De rechtbank is niet van oordeel, dat verweerder alleen op zorgvuldige wijze tot een arbeidsongeschiktheidsschatting kon komen door daarbij van de aanvang af al het rapport van de second opinion te betrekken. Indien eiseres dat rapport in de bezwaarfase in het geding had gebracht, of zich daarop had beroepen, zou op verweerder wel de verplichting hebben gerust dit rapport bij zijn besluitvorming op het bezwaarschrift te betrekken. Nu het rapport van de second opinion in beroep nog immer niet in het geding is gebracht (de enkele verwijzing naar dat rapport in een wel in het geding gebrachte conclusie uit een civiele procedure is niet voldoende om het als een in het geding gebracht rapport te beschouwen) kan de rechtbank niet aan de hand daarvan vaststellen dat verweerders besluitvorming onjuist zou zijn. Het beroep tegen dit besluit zal dan ook ongegrond worden verklaard.

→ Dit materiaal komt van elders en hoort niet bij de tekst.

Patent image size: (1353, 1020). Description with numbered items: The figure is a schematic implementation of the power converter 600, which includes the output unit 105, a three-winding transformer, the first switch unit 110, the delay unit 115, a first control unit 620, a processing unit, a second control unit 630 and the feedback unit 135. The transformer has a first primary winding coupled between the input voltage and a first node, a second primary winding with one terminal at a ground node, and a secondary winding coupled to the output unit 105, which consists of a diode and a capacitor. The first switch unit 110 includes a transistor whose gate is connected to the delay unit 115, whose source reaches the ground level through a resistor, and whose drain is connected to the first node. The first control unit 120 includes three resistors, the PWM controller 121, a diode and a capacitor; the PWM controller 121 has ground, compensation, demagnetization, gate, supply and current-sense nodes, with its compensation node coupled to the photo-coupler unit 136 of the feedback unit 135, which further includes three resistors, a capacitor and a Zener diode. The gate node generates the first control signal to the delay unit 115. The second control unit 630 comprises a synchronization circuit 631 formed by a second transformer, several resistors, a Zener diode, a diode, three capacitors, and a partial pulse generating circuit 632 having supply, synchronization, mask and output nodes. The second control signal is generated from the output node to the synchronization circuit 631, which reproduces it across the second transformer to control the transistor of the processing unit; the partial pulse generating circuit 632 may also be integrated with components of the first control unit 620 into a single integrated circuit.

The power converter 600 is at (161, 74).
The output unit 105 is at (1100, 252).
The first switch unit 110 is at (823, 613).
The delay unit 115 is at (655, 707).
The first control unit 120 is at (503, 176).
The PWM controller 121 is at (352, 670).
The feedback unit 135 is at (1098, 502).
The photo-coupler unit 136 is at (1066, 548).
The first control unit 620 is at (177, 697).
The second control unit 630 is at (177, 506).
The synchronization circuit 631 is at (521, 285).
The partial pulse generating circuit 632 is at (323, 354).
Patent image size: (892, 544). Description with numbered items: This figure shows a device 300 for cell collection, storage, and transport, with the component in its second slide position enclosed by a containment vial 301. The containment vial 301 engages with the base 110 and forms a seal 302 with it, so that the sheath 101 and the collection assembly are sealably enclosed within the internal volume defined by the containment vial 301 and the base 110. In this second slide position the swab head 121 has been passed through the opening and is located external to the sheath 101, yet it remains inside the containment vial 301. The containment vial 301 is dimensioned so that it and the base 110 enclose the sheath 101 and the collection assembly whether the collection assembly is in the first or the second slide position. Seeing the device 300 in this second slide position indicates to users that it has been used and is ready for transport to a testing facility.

Al bij al zal dus worden beslist als hierna is aangegeven.
Beslissing
De Rechtbank 's-Gravenhage,
RECHT DOENDE:
verklaart het beroep tegen het besluit van 2 juli 2004 gegrond;
vernietigt dat besluit;
herroept het besluit van 27 januari 2004;
bepaalt dat deze uitspraak in de plaats treedt van het vernietigde besluit;
bepaalt dat het Uitvoeringsinstituut werknemersverzekeringen (UWV) aan eiseres het door haar betaalde griffierecht, te weten € 273,-, vergoedt;
veroordeelt verweerder in de door eiseres gemaakte proceskosten ten bedrage van € 1.288,-, welk bedrag het Uitvoeringsinstituut werknemersverzekeringen (UWV) aan eiseres moet vergoeden;
verklaart het beroep tegen het besluit van 8 november 2004 ongegrond.
Rechtsmiddel
Tegen deze uitspraak kan binnen zes weken na verzending daarvan hoger beroep worden ingesteld bij de Centrale Raad van Beroep.
Aldus gegeven door mr. D. Allewijn en in het openbaar uitgesproken op 18 juli 2005, in tegenwoordigheid van de griffier mr. E.S.M. van Bergen.